First IMF review describes Seychelles economy as ‘strong’ despite weakened currency
Tourists arriving at Seychelles International Airport on Mahé island. It is the weaker demand for tourism - one of the Seychelles principal foreign exchange earners - as well as canned tuna exports that has prompted the IMF to revise its projected growth for 2014 downwards from 3.7 percent to 2.8 percent. (Patrick Joubert, Seychelles Nation)
(Seychelles News Agency) - The economy of the Seychelles is poised to receive another injection of $2.4 million from the International Monetary Fund (IMF) after the island nation successfully completed its first review under the latest Extended Fund Facility (EFF).
According to a recent statement issued by the Bretton Woods institution, the latest disbursement will make a total of around $4.8 million given out by the IMF to Seychelles thus far.
In June, the Executive Board of the IMF approved a three-year total arrangement of a $ 16.8 million arrangement under the Extended Fund Facility for the Indian Ocean archipelago of 90,000 inhabitants.
The disbursements are subject to semi-annual program reviews of the reform programme by the IMF.
According to the IMF, Seychelles’ implementation of the programme in conjunction with its economic fundamentals were deemed “strong” despite a weakening of the country’s external position halfway through the year.
“At the first test date of end-June 2014, all performance criteria were met; based on preliminary data, all third quarter indicative targets were also achieved,” read the statement.” The structural agenda remains broadly on track, although there were some technical delays, notably with respect to amending tax legislation to make it consistent with international transparency norms.”
Slower growth due to devalued currency
The IMF has revised its projected growth for 2014 downwards from 3.7 percent to 2.8 percent, due to weaker global demand for Seychelles' two principal foreign exchange earners—tourism and canned tuna.
A rise in personal earnings and the availability of private sector credit have fueled a surge in imports to the island nation, placing increased pressure on the balance of payments.
As a result, the exchange rate in Seychelles depreciated by 11 percent from early August until the end of October.
The IMF have described the Central Bank of Seychelles (CBS)’s decision to tighten the reserve money target for the fourth quarter of the year and maintain this stance into 2015 as a “strong response” designed to dampen inflationary second-round effects of the depreciation.
“The flexible exchange rate regime continues to serve the country well, and can act as an important safety valve in helping to manage the pressures and restore external equilibrium,” read the IMF statement.
Slow but steady progress
The IMF went on to praise the Seychelles government’s “steadfast implementation” of the structural agenda to ensure greater transparency and efficiency in the use of public resources, strengthening the governance of state-owned enterprises, and enhancing the environment for private sector development.
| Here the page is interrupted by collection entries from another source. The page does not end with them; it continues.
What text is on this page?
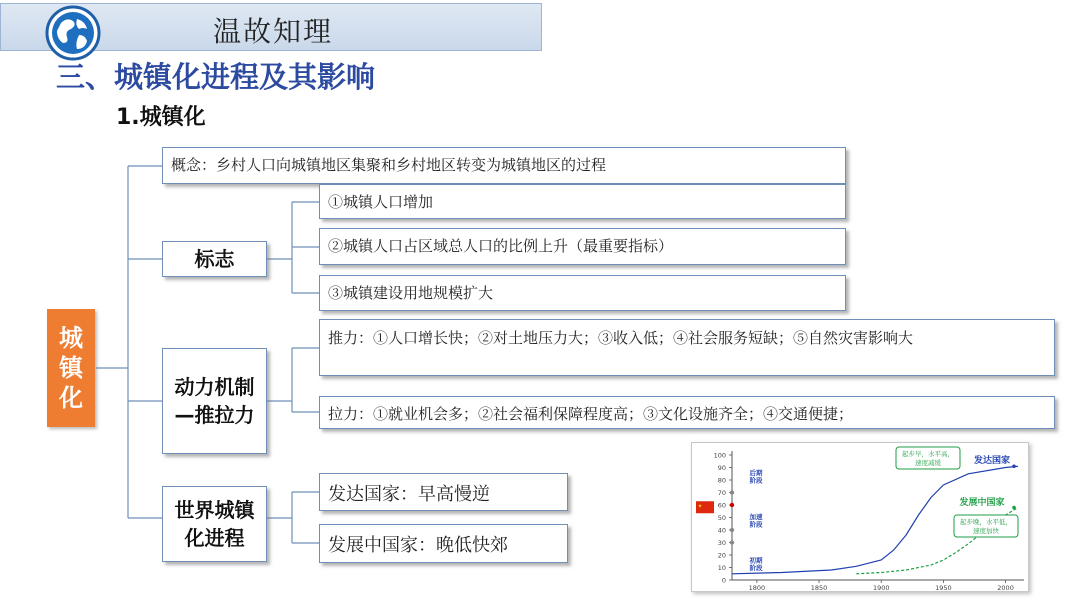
温故知理
三、城镇化进程及其影响
1.城镇化
城镇化
概念：乡村人口向城镇地区集聚和乡村地区转变为城镇地区的过程
标志
①城镇人口增加
②城镇人口占区域总人口的比例上升（最重要指标）
③城镇建设用地规模扩大
动力机制—推拉力
推力：①人口增长快；②对土地压力大；③收入低；④社会服务短缺；⑤自然灾害影响大
拉力：①就业机会多；②社会福利保障程度高；③文化设施齐全；④交通便捷；
世界城镇化进程
发达国家：早高慢逆
发展中国家：晚低快郊
0
10
20
30
40
50
60
70
80
90
100
1800	1850	1900	1950	2000
后期
阶段
加速
阶段
初期
阶段
★
发达国家
发展中国家
起步早，水平高，
速度减缓
起步晚，水平低，
速度加快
In 2008, the Indian Ocean island nation’s total public debt stood at 151 percent of GDP with external public debt representing almost 95 percent of GDP ($808 million).
The majority of the country’s debt was owed towards Paris Club creditors, and the inability to meet the debt repayments prompted Seychelles President James Michel to embark on a five-year IMF-backed economic reform programme in October 2008, ending in October 2013.
In March 2014, following the visit of an IMF mission to Seychelles, the IMF mission chief for Seychelles, Marshall Mills, announced that the Executive Board would consider proposals for the international financial institution to support a new generation of reforms for the Seychelles in June.
The resultant EFF programme currently in place is aimed at reducing the country’s high debt levels while at the same time strengthening macroeconomic stability, reducing Seychelles’ vulnerabilities, and supporting wide-ranging structural reforms for sustained and inclusive growth.
The Seychelles government has pledged to bring the country‘s public debt to 50 percent of GDP by 2018. In October, the finance ministry confirmed that Seychelles’ debt-to-GDP ratio had declined to 63 percent – 33 percent external debt and 30 percent domestic debt – as at the end of August 2014 compared to 77.5 percent of GDP in 2012.